Six years ago, I saw Elsa Kremser and Levin Peter’s Space Dogs (2019) playing in competition at Locarno. I was struck by its docufictive premise, its scenes shot at nighttime in high exposure, and its overall conceit. Two roving Muscovite hounds — real dogs in real habitats — are imbued with the consciousness of Laika, the first dog sent up by the Soviets to successfully orbit the earth. These themes and sensibilities, particularly the emphasis on animality to articulate the human condition, return in White Snail, which has been advertised as the directors’ first outright fiction feature.
I had wondered then whether Kremser and Peter’s hybrid approach could be illustrative of a cinematic trend known as the galactic gaze, a laughably self-satisfied term that I’d made up. What White Snail (2025), set and shot in Belarus, reveals, is that their blurring of reality and imagination serves a more grounded purpose: to understand social relationships in periods of geopolitical crisis.
The love story at its centre is inspired by the lives of two nonprofessional actors who inhabit the main roles. Masha (Marya Imbro) is a prospective model, slim with an albino countenance, peroxide hair and bleached eyebrows. Misha (Mikhail Senkov) is a nighttime coroner in a morgue, broadly built, head shaven and heavily tattooed, daylighting as an artist who paints morbid and “terrifying” cadaverous forms. The vowel substitution across their names suggests a state of twinning, a cracked mirror dropped between them.
The macabre register announces itself from the outset. We find Masha with a plastic bag tied around her head, her breathing laboured. Misha, elsewhere, inspects a corpse with stoically professional, desensitised efficiency. “I’ve autopsied what amounts to a small cemetery,” he admits later. The couple’s early encounters are predicated on serious topics: isolation, depression and suicide attempts. There is no meet-cute, but a broader tactile imagery. The usual fondling in the park is replaced by somewhat tender demonstrations of postmortem procedure: how to expose a skull and rip out a tongue, as if it were an exam. The naturally novice performances are blank and straightforward, which forecloses the viewer’s desire for identification, but is designed, in the directors’ words, to pitch together “two people who would never meet in real life.”

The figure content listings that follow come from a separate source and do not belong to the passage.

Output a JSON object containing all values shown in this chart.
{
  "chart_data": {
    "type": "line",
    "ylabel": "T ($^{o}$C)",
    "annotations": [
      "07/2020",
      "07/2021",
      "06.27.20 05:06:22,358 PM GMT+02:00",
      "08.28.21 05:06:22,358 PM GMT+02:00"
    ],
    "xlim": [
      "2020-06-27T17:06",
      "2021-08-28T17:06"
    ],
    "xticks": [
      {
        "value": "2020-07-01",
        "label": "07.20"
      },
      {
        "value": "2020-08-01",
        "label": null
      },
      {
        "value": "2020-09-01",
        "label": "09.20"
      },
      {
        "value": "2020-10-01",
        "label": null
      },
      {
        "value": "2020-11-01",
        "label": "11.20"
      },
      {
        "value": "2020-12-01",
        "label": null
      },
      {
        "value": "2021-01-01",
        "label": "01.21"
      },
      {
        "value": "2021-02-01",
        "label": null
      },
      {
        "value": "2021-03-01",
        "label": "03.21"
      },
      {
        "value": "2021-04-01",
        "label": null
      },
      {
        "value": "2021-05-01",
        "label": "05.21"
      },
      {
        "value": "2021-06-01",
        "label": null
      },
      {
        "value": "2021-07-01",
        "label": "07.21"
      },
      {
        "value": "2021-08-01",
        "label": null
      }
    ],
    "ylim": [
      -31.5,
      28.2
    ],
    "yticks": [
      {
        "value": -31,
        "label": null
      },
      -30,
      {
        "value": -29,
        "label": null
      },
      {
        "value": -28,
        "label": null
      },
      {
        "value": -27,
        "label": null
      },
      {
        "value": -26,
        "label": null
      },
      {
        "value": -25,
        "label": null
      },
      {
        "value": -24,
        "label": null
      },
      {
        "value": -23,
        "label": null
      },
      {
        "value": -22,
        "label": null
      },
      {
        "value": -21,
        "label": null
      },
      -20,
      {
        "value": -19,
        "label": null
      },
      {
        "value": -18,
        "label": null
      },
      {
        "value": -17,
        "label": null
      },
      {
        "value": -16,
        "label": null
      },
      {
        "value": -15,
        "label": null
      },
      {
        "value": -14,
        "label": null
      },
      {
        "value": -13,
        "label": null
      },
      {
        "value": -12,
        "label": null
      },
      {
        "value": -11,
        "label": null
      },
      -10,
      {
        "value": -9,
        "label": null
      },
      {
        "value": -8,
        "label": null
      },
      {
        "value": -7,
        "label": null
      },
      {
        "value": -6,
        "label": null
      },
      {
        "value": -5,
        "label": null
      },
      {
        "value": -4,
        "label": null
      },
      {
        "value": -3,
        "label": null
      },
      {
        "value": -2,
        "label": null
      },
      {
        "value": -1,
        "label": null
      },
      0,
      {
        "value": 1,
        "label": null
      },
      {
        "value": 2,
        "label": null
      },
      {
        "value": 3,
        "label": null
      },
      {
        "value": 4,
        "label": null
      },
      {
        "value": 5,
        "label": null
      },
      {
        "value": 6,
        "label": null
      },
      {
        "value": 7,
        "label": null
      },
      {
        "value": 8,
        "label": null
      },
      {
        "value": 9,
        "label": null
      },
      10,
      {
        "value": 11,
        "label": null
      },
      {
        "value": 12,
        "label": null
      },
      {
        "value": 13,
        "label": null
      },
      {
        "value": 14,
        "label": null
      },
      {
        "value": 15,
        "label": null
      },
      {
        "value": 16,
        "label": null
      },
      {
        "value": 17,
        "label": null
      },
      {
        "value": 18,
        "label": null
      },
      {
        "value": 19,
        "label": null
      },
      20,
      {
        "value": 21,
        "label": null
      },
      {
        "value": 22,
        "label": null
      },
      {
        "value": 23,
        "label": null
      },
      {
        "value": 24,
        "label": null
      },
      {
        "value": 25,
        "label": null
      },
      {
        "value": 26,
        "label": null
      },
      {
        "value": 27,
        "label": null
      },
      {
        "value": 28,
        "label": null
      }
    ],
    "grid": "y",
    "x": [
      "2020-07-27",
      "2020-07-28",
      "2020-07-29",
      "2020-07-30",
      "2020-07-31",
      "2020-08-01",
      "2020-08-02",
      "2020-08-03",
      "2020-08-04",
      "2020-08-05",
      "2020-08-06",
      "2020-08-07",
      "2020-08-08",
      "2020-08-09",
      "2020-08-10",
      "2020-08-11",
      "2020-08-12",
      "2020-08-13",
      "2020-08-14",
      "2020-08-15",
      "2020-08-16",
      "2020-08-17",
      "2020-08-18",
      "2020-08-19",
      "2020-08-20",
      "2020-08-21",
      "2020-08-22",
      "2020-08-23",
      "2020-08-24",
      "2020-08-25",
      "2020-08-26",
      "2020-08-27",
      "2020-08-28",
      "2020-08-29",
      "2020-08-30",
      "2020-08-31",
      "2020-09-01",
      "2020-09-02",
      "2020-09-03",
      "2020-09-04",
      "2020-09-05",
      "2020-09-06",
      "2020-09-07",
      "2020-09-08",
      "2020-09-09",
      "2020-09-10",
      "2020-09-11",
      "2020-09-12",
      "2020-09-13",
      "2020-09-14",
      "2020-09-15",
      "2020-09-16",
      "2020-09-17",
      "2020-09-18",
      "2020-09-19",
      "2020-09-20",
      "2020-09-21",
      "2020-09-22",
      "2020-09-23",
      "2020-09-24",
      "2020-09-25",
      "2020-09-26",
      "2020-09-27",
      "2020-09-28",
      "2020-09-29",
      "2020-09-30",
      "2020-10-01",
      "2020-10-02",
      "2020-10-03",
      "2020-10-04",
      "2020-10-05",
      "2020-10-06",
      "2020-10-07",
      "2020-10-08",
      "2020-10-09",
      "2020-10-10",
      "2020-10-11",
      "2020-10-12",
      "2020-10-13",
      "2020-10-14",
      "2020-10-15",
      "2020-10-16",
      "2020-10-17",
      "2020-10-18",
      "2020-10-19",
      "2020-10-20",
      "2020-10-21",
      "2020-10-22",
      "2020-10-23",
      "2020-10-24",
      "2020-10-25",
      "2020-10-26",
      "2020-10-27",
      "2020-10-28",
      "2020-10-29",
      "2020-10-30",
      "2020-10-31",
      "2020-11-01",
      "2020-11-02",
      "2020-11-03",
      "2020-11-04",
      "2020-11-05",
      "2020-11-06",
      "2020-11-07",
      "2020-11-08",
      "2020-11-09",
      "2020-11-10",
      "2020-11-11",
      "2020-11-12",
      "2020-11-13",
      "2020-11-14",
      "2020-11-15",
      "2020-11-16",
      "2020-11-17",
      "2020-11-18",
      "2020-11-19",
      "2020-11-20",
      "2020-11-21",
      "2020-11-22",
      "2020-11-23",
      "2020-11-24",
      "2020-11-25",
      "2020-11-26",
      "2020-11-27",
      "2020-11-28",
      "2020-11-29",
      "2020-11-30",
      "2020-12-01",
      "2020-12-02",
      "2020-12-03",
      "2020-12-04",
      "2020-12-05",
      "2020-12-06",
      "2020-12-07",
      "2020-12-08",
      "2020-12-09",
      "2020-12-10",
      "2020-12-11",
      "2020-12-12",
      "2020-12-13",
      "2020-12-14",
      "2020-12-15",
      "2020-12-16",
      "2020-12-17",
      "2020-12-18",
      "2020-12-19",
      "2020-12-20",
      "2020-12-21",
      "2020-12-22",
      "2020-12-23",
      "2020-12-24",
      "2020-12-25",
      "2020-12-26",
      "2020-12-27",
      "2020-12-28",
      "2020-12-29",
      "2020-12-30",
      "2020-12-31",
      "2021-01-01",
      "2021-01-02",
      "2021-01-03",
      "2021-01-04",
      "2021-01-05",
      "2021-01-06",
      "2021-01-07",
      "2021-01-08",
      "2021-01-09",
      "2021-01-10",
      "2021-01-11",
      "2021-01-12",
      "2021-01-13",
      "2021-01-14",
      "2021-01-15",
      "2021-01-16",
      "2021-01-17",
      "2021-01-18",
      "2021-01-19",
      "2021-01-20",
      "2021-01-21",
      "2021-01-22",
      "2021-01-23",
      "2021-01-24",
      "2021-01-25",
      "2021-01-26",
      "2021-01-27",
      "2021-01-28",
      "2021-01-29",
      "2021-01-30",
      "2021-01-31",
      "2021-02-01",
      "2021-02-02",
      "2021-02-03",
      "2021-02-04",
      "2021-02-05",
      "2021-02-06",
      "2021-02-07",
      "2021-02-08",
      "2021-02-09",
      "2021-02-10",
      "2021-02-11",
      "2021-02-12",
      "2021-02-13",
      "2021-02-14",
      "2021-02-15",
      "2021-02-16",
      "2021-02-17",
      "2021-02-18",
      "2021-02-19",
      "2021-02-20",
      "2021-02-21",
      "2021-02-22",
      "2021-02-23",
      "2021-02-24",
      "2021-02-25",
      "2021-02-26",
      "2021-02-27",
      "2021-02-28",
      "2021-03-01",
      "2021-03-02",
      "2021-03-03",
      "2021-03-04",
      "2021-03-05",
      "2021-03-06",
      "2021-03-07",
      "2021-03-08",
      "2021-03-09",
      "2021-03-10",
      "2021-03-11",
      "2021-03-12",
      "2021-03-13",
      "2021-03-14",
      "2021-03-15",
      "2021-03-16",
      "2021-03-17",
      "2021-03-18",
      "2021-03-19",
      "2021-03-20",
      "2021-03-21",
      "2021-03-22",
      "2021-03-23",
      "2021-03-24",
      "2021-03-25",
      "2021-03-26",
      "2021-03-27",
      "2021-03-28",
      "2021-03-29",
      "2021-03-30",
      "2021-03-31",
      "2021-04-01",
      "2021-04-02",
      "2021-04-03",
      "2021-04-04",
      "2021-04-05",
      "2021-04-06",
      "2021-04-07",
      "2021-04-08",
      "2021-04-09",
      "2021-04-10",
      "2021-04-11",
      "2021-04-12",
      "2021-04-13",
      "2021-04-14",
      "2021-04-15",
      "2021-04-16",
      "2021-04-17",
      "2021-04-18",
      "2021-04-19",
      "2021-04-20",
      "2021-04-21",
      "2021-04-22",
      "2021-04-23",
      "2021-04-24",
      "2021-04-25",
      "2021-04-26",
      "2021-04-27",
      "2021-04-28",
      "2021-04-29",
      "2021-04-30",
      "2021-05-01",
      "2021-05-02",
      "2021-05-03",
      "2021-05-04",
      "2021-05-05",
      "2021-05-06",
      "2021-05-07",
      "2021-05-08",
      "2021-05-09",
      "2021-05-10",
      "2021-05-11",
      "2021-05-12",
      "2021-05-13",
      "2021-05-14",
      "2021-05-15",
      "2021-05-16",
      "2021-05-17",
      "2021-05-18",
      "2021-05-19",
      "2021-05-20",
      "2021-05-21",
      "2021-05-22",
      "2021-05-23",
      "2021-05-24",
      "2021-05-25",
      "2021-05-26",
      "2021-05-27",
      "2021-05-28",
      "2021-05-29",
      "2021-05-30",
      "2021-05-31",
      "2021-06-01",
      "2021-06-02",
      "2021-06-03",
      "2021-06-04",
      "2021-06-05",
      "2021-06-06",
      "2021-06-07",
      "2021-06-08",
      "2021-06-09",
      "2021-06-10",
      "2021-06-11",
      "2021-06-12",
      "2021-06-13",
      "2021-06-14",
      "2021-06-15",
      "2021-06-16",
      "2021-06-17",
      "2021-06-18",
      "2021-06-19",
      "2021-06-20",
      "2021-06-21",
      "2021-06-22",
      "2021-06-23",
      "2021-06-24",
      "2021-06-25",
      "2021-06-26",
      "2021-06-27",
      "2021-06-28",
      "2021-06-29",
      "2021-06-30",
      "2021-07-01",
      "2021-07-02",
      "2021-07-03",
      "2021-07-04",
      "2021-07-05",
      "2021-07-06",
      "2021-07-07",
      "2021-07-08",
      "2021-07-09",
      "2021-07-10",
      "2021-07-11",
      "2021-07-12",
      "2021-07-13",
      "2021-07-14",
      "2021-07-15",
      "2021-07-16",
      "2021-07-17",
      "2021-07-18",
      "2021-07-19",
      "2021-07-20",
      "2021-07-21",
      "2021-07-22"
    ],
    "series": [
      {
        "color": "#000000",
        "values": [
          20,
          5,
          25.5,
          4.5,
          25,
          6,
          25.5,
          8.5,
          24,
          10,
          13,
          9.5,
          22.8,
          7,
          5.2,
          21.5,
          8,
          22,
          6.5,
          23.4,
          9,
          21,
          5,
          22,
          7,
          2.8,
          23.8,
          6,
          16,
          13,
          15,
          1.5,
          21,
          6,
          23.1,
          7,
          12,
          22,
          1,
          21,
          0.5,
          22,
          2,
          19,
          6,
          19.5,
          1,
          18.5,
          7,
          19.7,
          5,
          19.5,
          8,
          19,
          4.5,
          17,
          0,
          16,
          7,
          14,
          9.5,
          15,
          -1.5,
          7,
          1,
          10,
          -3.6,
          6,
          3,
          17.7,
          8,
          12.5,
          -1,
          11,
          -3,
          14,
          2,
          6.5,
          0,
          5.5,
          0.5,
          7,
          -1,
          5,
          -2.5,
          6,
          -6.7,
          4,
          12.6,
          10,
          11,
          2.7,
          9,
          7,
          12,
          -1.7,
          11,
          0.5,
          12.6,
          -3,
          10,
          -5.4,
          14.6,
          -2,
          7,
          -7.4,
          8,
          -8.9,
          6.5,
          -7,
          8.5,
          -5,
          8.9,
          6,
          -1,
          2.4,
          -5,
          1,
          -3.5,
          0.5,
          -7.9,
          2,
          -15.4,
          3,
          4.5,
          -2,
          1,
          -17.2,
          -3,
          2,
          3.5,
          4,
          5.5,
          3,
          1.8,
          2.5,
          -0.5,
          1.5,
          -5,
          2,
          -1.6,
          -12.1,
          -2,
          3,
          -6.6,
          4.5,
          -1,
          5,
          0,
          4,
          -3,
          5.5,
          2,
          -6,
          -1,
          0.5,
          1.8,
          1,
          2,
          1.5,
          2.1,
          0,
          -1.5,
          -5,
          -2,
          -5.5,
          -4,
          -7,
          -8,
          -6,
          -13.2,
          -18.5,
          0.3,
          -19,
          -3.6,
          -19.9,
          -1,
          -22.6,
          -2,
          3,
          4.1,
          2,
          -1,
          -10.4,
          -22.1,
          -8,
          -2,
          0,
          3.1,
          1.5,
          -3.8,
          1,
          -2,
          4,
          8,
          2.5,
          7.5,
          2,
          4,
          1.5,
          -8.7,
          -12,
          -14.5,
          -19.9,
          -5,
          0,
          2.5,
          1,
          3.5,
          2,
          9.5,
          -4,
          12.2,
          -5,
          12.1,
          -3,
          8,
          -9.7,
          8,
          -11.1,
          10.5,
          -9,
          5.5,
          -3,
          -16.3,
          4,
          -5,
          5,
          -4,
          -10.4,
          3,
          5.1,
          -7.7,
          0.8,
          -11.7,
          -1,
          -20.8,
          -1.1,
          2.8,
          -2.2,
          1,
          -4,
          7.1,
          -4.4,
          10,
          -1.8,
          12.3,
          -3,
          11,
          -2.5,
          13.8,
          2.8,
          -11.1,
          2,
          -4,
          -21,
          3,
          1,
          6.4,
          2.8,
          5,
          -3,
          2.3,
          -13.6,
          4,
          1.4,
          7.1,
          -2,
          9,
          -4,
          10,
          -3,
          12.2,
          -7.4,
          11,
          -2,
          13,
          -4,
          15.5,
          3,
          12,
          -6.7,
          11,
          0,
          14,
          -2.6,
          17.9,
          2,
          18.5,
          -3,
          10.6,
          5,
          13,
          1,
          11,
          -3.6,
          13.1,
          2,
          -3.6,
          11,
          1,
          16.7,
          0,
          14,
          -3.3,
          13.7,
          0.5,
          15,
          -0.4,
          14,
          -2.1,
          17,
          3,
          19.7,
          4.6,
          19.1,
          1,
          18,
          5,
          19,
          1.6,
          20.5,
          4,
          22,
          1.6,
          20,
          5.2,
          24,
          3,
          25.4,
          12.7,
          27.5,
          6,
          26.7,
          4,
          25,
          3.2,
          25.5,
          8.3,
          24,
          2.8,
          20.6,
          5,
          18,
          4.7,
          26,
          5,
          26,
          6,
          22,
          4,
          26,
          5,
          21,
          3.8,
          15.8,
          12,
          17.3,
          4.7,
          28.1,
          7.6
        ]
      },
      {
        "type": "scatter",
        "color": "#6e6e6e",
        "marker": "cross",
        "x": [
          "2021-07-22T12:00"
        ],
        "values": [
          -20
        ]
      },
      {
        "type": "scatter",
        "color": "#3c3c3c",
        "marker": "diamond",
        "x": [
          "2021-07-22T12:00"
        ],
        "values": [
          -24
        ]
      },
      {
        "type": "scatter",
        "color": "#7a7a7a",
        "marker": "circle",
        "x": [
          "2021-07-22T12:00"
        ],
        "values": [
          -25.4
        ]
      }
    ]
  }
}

Still, this movie stages a useful experiment in melding the granite of real life with the rainbow of invention. DP Mikhail Khursevich supplies some neat visuals: phone screens, scooter lights, neon clubs, close-up zooms of pale, wriggling gastropods (title nudge). Masha’s face and body, particularly, are probed by the camera, providing a refracted viewership of the agency and her potential Chinese employers, who see her exclusively as a transactional commodity. This plotline shares some thematic kinship with last year’s Golden Leopard winner Toxic (2024), which depicted two 13-year-olds navigating the exploitative modelling industry in a Lithuanian enclave. That cinematic approach, while more conventional, was probably more successful.
Bubbling beneath the unlikely romance is a wider concern with contemporary politics. Belarus has its own authoritarian strongman, Aleksandr Lukashenko, after all, and the twisted fusion of global economics, mob mentality and state disapproval appears destined to separate our star-crossed pair. Masha is an obviously ethereal presence, whose characterisation follows a folkloric lineage of “magicians, fortune-tellers, and witches.” The massage parlour she visits is shot as if it were a site of exorcism, existing to expel what is deemed demonic and possessed. Misha, meanwhile, is the doomed portraitist, misunderstood in his time and thwarted by circumstance. The film argues that theirs is ultimately a symbolic connection, rendered possible in slime.
Joseph Owen, occasional film critic, is a research fellow at the University of Southampton.